White or yellow berries are seldom (if ever) edible and should be avoided.

Other Plants You’ll Want To Learn & Avoid

If you’re foraging in the PNW you’ll want to learn about as many toxic plants as possible. However, there is a point of diminishing returns where you’ll have to balance your knowledge of toxic plants with edible ones.

Many plants (even poisonous ones) have parts that are edible or are edible if prepared correctly.

Others (such as locoweed or pigweed) are dangerous only to specific animals and can be safely consumed by others.

Others still are fine if they are grown in a fertile area but build up toxins if grown in other conditions such as dry ground or alkaline soils.

In short, there are tons of plants to know. The Pacific Northwest has well over 3,000 species of plants (not including Alaska) so you’d expect many to be toxic in some way.

To push you a little further along, here is a list of plants that I would suggest all newcomers avoid entirely until they are more confident:

  • Mountain Laurel
  • Castor Bean
  • Water Hemlock
  • Manchineel
  • Monkshood
  • Corn Cockle
  • Oak (Acorns & Leaves)
  • Angel’s Trumpet
  • Wild Parsnip
  • Larkspur
  • Deadly Nightshade
  • White Hellebore
  • Giant Hogweed
  • Pokeweed
  • Jimson Weed
  • Daffodil
  • Poison Sumac
  • Iris
  • White Snakeroot
  • Poison Hemlock
  • Jack-in-the-pulpit
  • Wild Poinsettia
  • Poison Ivy
  • Foxglove
  • Poison Oak
  • Doll’s Eye

What To Do If You Think You’ve Ingested A Poisonous Plant

If you think you’ve ingested a poisonous plant you’ll want to get professional help right away.

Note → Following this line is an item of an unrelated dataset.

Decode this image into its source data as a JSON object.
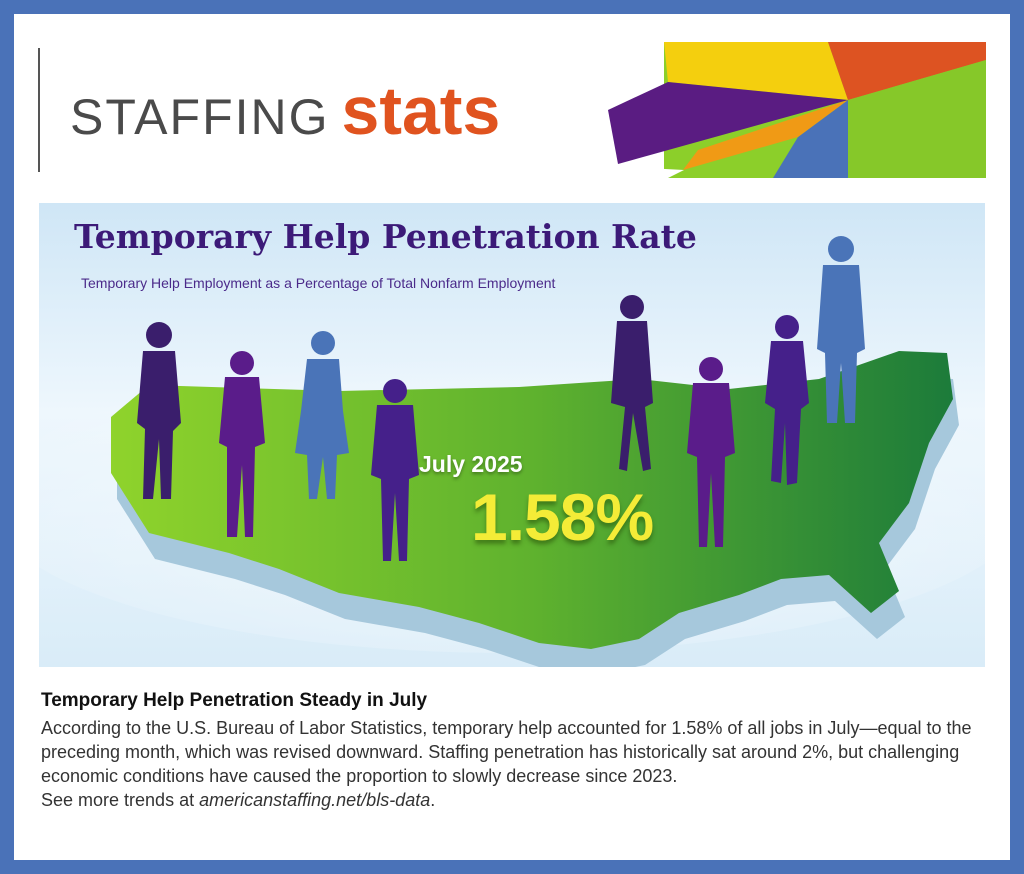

If you’re a new forager, never consume anything while in the wild until you’re 100% sure what it is. Take your gatherings home to research and prepare them.

That way you’re never more than a phone call away from help.


I hope that this list wasn’t discouraging for you! I know it’s a bit daunting but, the reality of foraging is that you’ll be able to learn a few plants that you like and can easily find to gather.

At least 80% of your foraging will be the same few plants again and again so you’ll really only have to learn this information once.

Knowing at least a moderate number of poisonous plants is typically enough to keep you and your fellow foragers safe. Especially if you’re foraging in a group and can rely on everyone’s knowledge.

Just remember, it’s better to be hungry than poisoned! Good luck!